The Family Law book cover

Source: Black Inc Books

Viewers of the SBS TV series The Family Law will be familiar with the garish humour that suffuses Benjamin Law’s recollections of his life. That same humour graces the pages of his 2010 debut family memoir of the same name that provided the source material for the series. Both heartwarming and heartbreaking, Law’s memoir is an assured reflection on what it meant to grow up as the gay son of an Asian immigrant family in Australia during the 80s and 90s.

 

Law recalls, with hilarious asides, some of his most formative childhood experiences that would resonate with many Asians who grew up as second-generation Australians. Chinese-Australians can relate to the horrors of learning Chinese at Saturday school, or the generational gap between conservative parents raised in a different time and place and their progressive children assimilating to a new era.

 

Likewise, the experiences personal to the Law family are written with incisive wit so that every sentence zings with energy. In the first chapter, Law forgoes explanations of many in-jokes from the ‘Family Dictionary’, but instead finds the humour in how outsiders react to these nonsensical jokes, and further finds the warmth in how these records allow his family to bond.   

 

Jenny, Law’s mother, is easily one of the most animated characters in the family dynamic. In many ways, she defies the traditional shackles of subservience usually expected of Asian women with her crass depictions of childbirth and female genitalia. She is unapologetically outspoken, and for that, she leaps off the page. But her life experiences also entail some of the most tragic moments in the memoir: her miscarriage, deep-seated isolation and depression all linger with us long after we’ve finished the book and the jokes have subsided.
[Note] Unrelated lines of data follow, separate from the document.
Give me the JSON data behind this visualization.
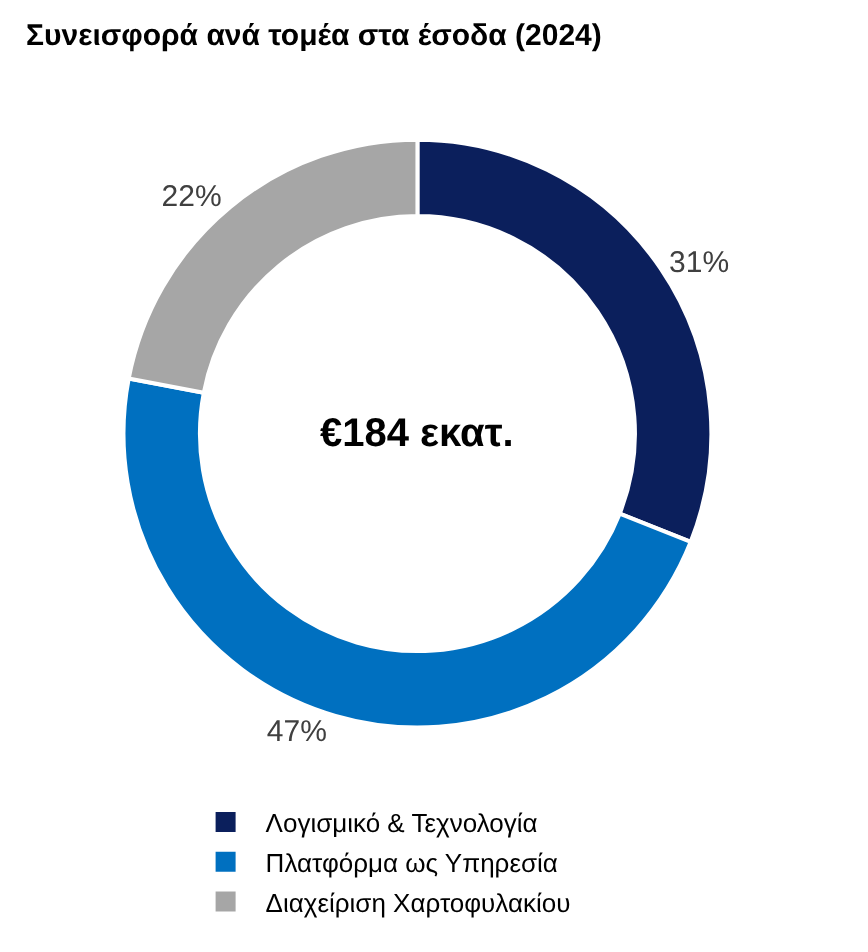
{
  "chart_data": {
    "type": "donut",
    "title": "Συνεισφορά ανά τομέα στα έσοδα (2024)",
    "categories": [
      "Λογισμικό & Τεχνολογία",
      "Πλατφόρμα ως Υπηρεσία",
      "Διαχείριση Χαρτοφυλακίου"
    ],
    "values": [
      31,
      47,
      22
    ],
    "value_labels": [
      "31%",
      "47%",
      "22%"
    ],
    "colors": [
      "#0b1f5c",
      "#0070c0",
      "#a6a6a6"
    ],
    "annotations": [
      "€184 εκατ."
    ],
    "legend": "bottom"
  }
}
Hers is the kind of complex characterisation that only a perceptive and deeply loving child could render.

 

Law’s decision to utilise a non-chronological structure for his story is a sound one. While it adds to the vignette-like feel of the memories unfolding, it also creates an addictive quality that keeps the pages turning. The other added benefit is that Jenny’s depression is depicted with a sense of realism. She moves through one chapter as the outlandish matriarch regaling all manner of stories to the next as the deeply lonely, subdued woman experiencing a depressive episode. In the quest to find narrative and logic, depression’s unpredictable nature tends to be forgotten when being portrayed within literature, and Law’s brilliant avoidance of this cliché should be commended.

 

The Family Law is the kind of debut memoir that assures us Benjamin Law is well in command of his craft. With a TV series adaptation, multiple essay publications and notable screenwriting credits, the sky is truly the limit for Law.